Users can get a glimpse and can try their best to be scientific in their approach however the tool is of such complexity that we can barely skim the surface of what's possible.
That is why you see "folk magic", people love to share anecdata because.. that's what most people have. They either don't have the patience, the training or simply the time to approach these tools with rational rigor.
Frankly it would be enormously costly in both time and API costs to get anywhere near best practices backed up by experimental data let alone having coherent and valid theories about why a prompt technique works the way it does. And even if you built up this understanding or set of techniques they might only work for one specific model.
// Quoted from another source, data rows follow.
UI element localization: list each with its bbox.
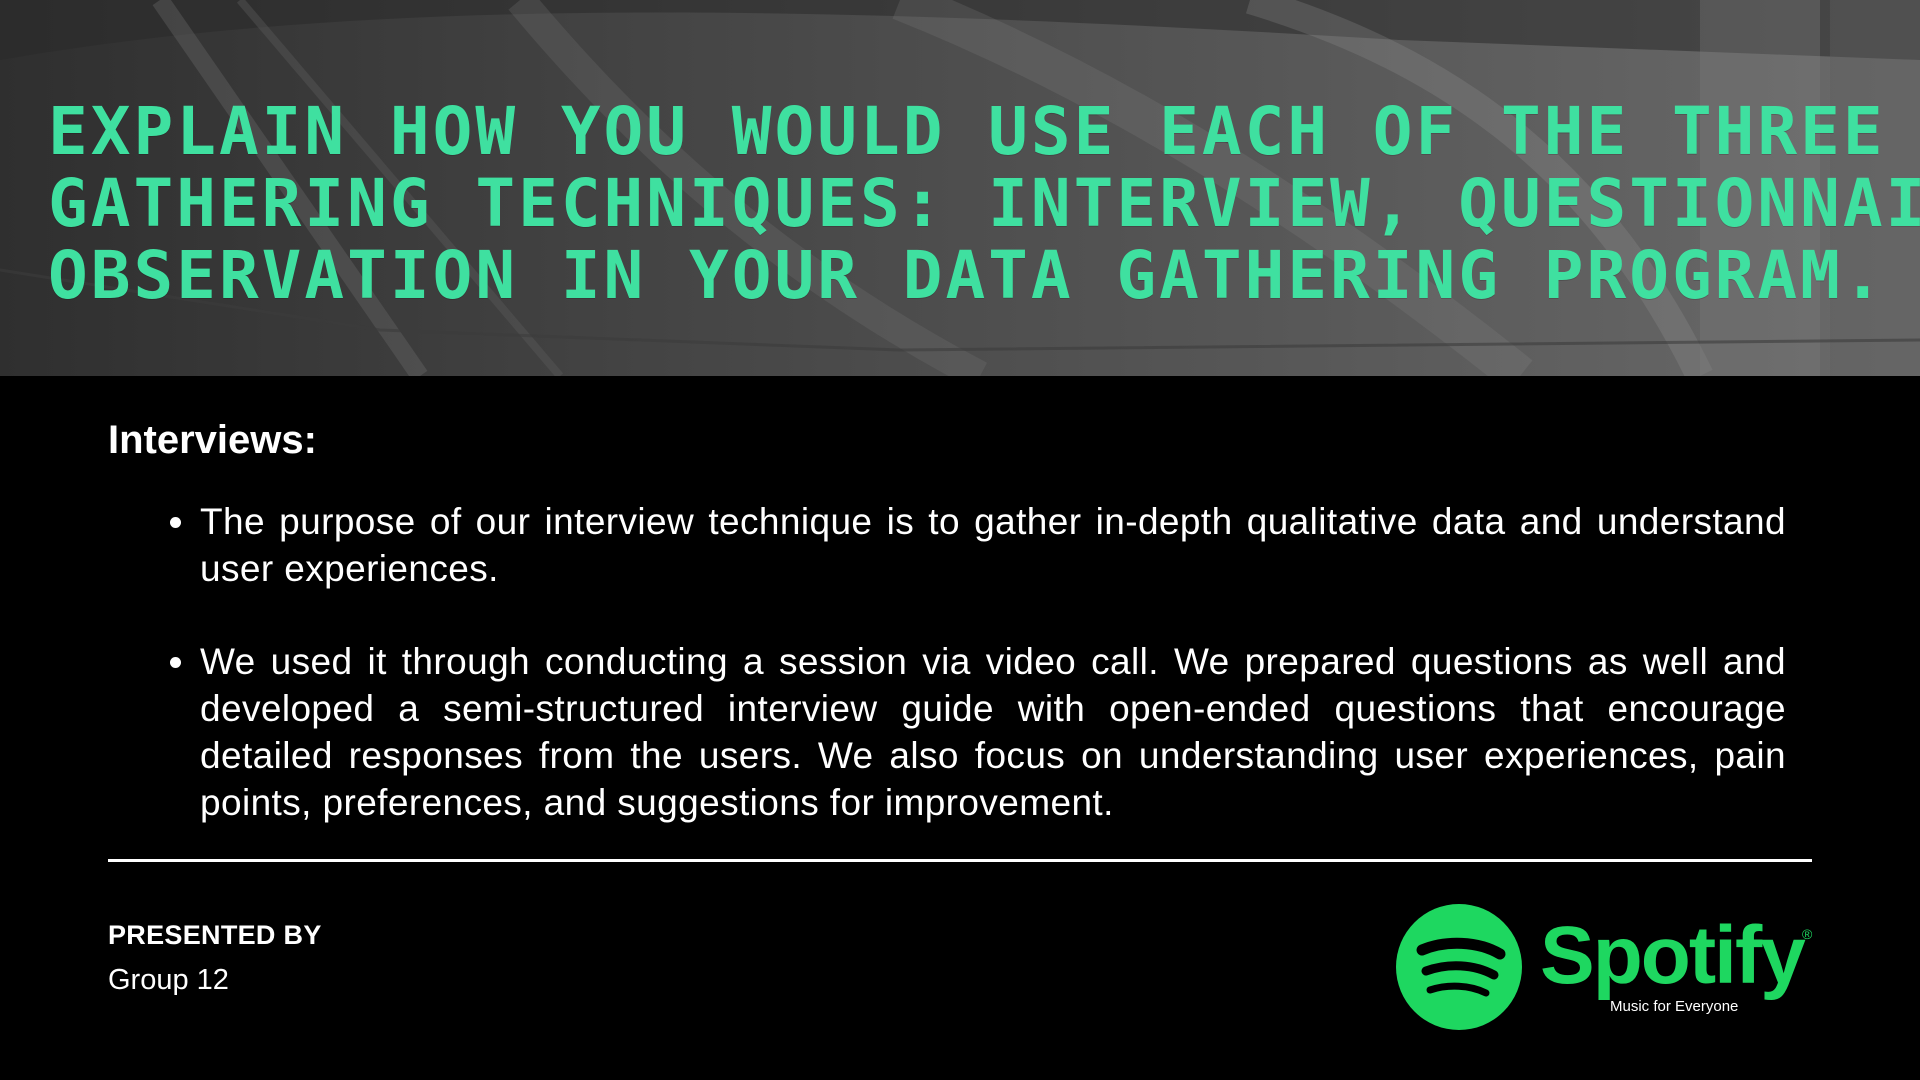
registered-mark: ® bbox=[1802, 926, 1813, 942]
slide-title: Explain how you would use each of the th… bbox=[48, 93, 1920, 314]
bullet-item: We used it through conducting a session … bbox=[170, 638, 1786, 826]
presented-by-value: Group 12 bbox=[108, 964, 229, 996]
spotify-logo: Spotify ® Music for Everyone bbox=[1396, 902, 1826, 1032]
section-heading: Interviews: bbox=[108, 418, 317, 462]
header-banner: Explain how you would use each of the th… bbox=[0, 0, 1920, 376]
logo-tagline: Music for Everyone bbox=[1610, 998, 1739, 1015]
architecture-background-image bbox=[0, 0, 1920, 376]
content-area: Interviews: The purpose of our interview… bbox=[108, 412, 1788, 872]
title-line: gathering techniques: interview, questio… bbox=[48, 165, 1920, 242]
bullet-list: The purpose of our interview technique i… bbox=[108, 498, 1788, 826]
bullet-item: The purpose of our interview technique i… bbox=[170, 498, 1786, 592]
divider bbox=[108, 859, 1812, 862]
spotify-wordmark: Spotify bbox=[1540, 910, 1806, 1001]
presented-by-label: PRESENTED BY bbox=[108, 920, 322, 950]
title-line: observation in your data gathering progr… bbox=[48, 237, 1886, 314]
title-line: Explain how you would use each of the th… bbox=[48, 93, 1920, 170]
spotify-logo-icon bbox=[1396, 904, 1522, 1030]
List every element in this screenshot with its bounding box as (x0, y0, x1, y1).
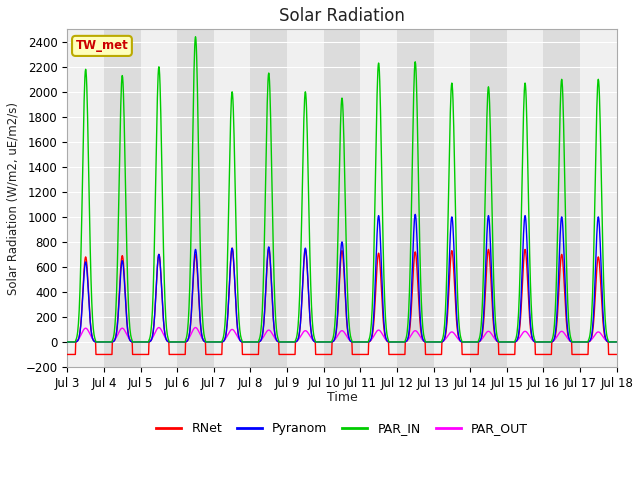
Bar (470, 29, 507, 367)
Bar (250, 29, 287, 367)
Bar (324, 29, 360, 367)
Bar (397, 29, 433, 367)
Bar (433, 29, 470, 367)
Bar (360, 29, 397, 367)
Bar (507, 29, 543, 367)
Bar (104, 29, 141, 367)
Bar (616, 29, 640, 367)
Bar (287, 29, 324, 367)
Bar (141, 29, 177, 367)
Bar (543, 29, 580, 367)
Legend: RNet, Pyranom, PAR_IN, PAR_OUT: RNet, Pyranom, PAR_IN, PAR_OUT (151, 417, 532, 440)
X-axis label: Time: Time (326, 391, 357, 404)
Bar (580, 29, 616, 367)
Bar (67, 29, 104, 367)
Title: Solar Radiation: Solar Radiation (279, 7, 405, 25)
Bar (177, 29, 214, 367)
Y-axis label: Solar Radiation (W/m2, uE/m2/s): Solar Radiation (W/m2, uE/m2/s) (7, 102, 20, 295)
Bar (214, 29, 250, 367)
Text: TW_met: TW_met (76, 39, 129, 52)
You might have to start all over again in a couple of months
> That is why you see "folk magic", people love to share anecdata because.. that's what most people have. They either don't have the patience, the training or simply the time to approach these tools with rational rigor.
Yes. That's exactly the point of my comment. Users aren't performing anything even remotely approaching the level of controlled analysis necessary to evaluate the efficacy of their prompt magic. Every LLM thread is filled with random prompt advice that varies wildly, offered up as nebulously unfalsifiable personality traits (e.g. "it makes the model less aggressive and more circumspect"), and all with the air of a foregone conclusion's matter-of-fact confidence. Then someone always replies with "actually I've had the exact opposite experience with [some model], it really comes down to [instructing the model to do thing]".
> As the context fills up, the LLM places less attention on further and further back in the context, that's why the LLM seems dumber and dumber as a conversation goes on.
This is not entirely true. They pay the most attention to the things that are the earliest in history and the most recent in it, while the middle between the two is where the dip is. Which basically means that the system prompt (which is always on top) is always going to have attention. Or, perhaps, it would be more accurate to say that because they are trained to follow the system prompt - which comes first - that's what they do.
Larger contexts are inherently more attention-taxing, so the more you throw at it, the higher the probability that any particular thing is going to get ignored. But that probability still varies from lower at the beginning to higher in the middle and back to lower in the end.
I don't know the merit to what parent is saying, but it does make some intuitive sense if you think about it. As the context fills up, the LLM places less attention on further and further back in the context, that's why the LLM seems dumber and dumber as a conversation goes on. If you put 5 instructions in the system prompt or initial message, where one acts as a canary, then you can easier start to see when exactly it stops following the instructions.
Personally, I always go for one-shot answer, and if it gets it wrong or misunderstands, restart from the beginning. If it doesn't get it right, I need to adjust the prompt and retry. Seems to me all current models do get a lot worse quickly, once there is some back and forth.